Ricardo Campos e o "lado temporal" da informática
Como chegou a esta área profissional?
Comecei com uma licenciatura em Matemática Informática na Universidade da Beira Interior. Desde cedo procurei esta área da informática e depois o meu percurso foi todo à volta disto. Fiz um mestrado em Engenharia Informática também na UBI, já depois de ter passado por uma empresa de consultadoria. Na altura integrei a Business Intelligence na área da Data Warehouse uma área associada à análise temporal. No fundo isto acabou por estar um pouco na génese do meu percurso no doutoramento na origem do meu trabalho de doutoramento, recentemente defendido na Universidade do Porto (FCUP).

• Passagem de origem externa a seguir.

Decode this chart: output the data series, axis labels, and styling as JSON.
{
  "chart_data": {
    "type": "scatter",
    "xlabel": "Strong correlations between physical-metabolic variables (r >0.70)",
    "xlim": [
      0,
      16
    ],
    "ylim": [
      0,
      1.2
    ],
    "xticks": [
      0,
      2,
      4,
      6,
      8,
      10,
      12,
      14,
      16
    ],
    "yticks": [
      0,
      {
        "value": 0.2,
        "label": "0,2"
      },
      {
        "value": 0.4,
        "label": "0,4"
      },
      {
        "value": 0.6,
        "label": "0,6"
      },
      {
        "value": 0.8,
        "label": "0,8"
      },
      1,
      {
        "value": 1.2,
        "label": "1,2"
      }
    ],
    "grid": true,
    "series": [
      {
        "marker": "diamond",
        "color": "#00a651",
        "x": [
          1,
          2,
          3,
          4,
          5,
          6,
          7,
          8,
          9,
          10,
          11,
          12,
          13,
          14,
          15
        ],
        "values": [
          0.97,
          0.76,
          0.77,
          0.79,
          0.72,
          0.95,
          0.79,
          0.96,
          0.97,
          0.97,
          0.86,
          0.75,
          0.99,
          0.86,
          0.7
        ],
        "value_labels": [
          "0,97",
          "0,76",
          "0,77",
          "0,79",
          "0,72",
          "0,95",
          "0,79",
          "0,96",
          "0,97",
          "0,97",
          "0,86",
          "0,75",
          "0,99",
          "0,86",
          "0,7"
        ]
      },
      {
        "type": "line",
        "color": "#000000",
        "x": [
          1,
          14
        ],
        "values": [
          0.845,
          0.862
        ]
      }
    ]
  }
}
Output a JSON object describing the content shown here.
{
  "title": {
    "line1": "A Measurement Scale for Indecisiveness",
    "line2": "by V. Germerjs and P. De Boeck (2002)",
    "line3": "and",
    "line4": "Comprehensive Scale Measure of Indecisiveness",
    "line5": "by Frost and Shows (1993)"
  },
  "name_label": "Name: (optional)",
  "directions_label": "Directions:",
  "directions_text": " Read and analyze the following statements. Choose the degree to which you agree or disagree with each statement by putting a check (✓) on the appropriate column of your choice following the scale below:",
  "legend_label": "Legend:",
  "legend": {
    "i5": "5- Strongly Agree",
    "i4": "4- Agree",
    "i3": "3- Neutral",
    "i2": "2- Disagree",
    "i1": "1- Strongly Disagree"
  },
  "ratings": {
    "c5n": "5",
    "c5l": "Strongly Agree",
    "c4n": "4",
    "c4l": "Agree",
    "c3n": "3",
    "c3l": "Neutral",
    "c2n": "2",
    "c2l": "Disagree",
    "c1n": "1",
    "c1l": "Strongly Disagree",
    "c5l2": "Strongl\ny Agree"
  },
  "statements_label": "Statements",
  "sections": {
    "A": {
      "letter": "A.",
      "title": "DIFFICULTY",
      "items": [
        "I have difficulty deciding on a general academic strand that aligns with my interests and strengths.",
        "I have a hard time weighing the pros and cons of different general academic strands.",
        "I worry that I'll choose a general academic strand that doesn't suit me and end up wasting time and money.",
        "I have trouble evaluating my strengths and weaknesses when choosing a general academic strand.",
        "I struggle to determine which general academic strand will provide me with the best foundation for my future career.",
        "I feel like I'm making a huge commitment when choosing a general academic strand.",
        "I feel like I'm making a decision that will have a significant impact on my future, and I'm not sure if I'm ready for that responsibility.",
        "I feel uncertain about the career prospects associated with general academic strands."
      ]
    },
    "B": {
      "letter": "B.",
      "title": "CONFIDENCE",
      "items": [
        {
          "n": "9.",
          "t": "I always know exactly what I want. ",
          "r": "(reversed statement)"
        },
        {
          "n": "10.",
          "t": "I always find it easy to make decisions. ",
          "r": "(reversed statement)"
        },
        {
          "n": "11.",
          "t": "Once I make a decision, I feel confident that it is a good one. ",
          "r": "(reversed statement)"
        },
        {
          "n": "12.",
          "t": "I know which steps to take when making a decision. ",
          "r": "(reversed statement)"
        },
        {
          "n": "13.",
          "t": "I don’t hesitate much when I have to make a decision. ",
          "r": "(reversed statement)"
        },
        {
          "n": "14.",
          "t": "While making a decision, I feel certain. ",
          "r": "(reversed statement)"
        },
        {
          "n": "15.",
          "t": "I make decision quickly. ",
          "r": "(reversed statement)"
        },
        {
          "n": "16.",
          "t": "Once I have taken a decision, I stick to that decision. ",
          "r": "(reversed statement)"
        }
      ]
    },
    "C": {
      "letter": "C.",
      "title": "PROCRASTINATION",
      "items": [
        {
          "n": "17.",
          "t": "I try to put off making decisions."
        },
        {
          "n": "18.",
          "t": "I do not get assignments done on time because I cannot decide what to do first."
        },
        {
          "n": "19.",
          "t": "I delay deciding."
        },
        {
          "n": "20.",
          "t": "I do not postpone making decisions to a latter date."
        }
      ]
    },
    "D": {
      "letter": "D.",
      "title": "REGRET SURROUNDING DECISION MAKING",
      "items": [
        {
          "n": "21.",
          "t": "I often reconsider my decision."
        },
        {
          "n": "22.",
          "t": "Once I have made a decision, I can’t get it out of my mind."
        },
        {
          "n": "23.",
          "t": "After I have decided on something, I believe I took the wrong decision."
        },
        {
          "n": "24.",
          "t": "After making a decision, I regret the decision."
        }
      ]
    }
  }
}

O que o atrai nesta área específica?
Desde logo o facto de descobrir coisas novas todos os dias. Em termos de investigação para mim é fantástico. A área de informática foi sempre uma área que eu tentei procurar, e na parte específica do doutoramento o que me atraiu foi o facto de sempre me interessar pelo aspeto temporal das coisas. Nesse sentido eu trabalhei na área dos motores de busca de informação, e eu achava, e continuo a achar, que ainda têm algo a evoluir especificamente nesta parte de apresentarem os resultados aos utilizadores numa perspetiva mais temporal. E de facto um pouco por ter trabalhado na área da Data Warehouse, isto acabou por originar em mim um maior interesse na área da informação relativa ao passado sob uma perspetiva agregadora dos resultados.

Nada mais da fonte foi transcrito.